Light special: LEDs, the Internet of Things and malaria
Image credit: Southern Neon for E&T / Phil Adams
Want to learn about the bright future of optical technologies? Or how to feel light-hearted? Let E&T enlighten you.
This summer we took the kids to the brilliant Nikola Tesla museum in Smiljan, Croatia, the tiny village where the genius engineer was born in 1856. We were treated to a demonstration of the famous Tesla coil. The curator switched on the coil, switched off the lights and after much dramatic sparking a volunteer walked up to the coil with a neon tube and – just like magic – there was light.
Tesla himself used an impressive range of vacuum tubes at the 1893 World’s Columbian Exposition in Chicago to demonstrate his invention of wireless electricity for the Westinghouse Electric Company.

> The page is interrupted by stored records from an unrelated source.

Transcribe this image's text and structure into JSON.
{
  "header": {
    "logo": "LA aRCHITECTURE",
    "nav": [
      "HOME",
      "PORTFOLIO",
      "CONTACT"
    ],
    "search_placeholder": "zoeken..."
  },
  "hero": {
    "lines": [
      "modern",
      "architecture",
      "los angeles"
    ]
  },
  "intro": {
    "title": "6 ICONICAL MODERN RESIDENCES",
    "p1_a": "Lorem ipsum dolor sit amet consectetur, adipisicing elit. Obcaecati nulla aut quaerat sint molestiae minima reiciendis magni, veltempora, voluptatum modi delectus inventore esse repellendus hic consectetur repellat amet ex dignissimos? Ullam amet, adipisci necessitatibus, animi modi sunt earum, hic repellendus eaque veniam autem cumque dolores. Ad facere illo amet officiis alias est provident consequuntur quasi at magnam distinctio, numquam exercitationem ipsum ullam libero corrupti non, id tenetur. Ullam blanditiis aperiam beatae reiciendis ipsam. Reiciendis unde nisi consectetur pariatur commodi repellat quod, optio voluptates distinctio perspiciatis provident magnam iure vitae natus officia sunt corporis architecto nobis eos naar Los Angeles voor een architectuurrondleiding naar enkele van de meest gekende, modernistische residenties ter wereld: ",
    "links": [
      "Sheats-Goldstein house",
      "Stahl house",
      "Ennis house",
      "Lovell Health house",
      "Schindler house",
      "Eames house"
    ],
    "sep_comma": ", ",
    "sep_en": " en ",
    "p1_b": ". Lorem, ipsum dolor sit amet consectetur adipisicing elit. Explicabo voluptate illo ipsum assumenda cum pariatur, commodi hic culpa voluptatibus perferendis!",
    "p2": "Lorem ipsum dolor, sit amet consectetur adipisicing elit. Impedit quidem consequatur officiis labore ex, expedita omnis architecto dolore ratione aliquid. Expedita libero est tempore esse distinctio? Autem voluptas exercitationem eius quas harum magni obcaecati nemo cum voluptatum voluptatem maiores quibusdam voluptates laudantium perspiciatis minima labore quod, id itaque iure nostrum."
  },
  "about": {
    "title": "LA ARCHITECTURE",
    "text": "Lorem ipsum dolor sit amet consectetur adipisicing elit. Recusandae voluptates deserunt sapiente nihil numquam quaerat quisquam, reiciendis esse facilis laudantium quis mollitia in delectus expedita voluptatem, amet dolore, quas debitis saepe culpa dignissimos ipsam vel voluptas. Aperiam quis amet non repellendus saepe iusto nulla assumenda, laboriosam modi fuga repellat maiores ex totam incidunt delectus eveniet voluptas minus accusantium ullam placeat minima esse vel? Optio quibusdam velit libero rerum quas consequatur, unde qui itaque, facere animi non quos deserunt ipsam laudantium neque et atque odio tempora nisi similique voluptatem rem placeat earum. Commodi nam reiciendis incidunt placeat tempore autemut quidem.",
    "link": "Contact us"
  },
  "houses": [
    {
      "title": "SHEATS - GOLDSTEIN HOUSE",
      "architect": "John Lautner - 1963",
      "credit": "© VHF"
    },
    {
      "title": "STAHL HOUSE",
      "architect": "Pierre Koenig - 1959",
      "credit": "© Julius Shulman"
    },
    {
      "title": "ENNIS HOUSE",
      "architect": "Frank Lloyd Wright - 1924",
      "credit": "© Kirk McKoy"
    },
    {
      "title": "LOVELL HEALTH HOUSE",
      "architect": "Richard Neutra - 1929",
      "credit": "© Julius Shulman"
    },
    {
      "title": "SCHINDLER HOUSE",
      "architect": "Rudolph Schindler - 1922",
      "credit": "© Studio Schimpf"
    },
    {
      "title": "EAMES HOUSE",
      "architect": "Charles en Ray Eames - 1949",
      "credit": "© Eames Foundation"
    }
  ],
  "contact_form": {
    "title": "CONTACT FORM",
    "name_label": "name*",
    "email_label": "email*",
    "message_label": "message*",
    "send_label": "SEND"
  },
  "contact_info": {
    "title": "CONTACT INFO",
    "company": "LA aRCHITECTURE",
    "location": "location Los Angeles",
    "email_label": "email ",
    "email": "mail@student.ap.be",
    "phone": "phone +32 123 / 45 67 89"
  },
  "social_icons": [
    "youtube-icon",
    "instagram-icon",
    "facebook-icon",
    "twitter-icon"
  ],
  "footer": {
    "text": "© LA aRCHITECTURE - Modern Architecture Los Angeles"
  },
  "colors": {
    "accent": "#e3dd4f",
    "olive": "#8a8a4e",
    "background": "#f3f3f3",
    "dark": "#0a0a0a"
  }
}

Southern Neon, which made the sign on the image above, says the technology has hardly changed in more than a century and neither have the glass benders who still love their artistic work in the same way. “Thanks to the likes of Tracey Emin there has been an increased interest in neon as an art form, with more people appreciating the bespoke/handmade aspect,” the Southampton company told us. “Any design can be achieved as long as the glass can be bent to shape.”
Neon is just about the only lighting that hasn’t changed much in recent decades. This month the European Union’s ban on new halogen lamps for all but a few specialist uses came into effect – all made possible of course by the march of LED technology. It was hard to find any other lamp type at this year’s Light + Building trade fair in Frankfurt, and they are making their way into powerful architectural lighting and even horticulture. It was not so long ago that compact fluorescents were the greener alternative but now they too are on their way out. Nick Smith traces the story of the humble light bulb.
As margins decrease, lamp makers are either leaving the business or looking for ways to diversify and to add value to their products. One way is ‘human-centric lighting’ that adjusts to your body clock and relaxation/work patterns, but is the science yet ready? Rebecca Northfield sheds light on the latest developments.
Light-based technologies are also taking on malaria, making satellite communications faster and LiFi could offer an exciting alternative to Wi-Fi for smart buildings and the Internet of Things that starts with the humble but ubiquitous light fitting.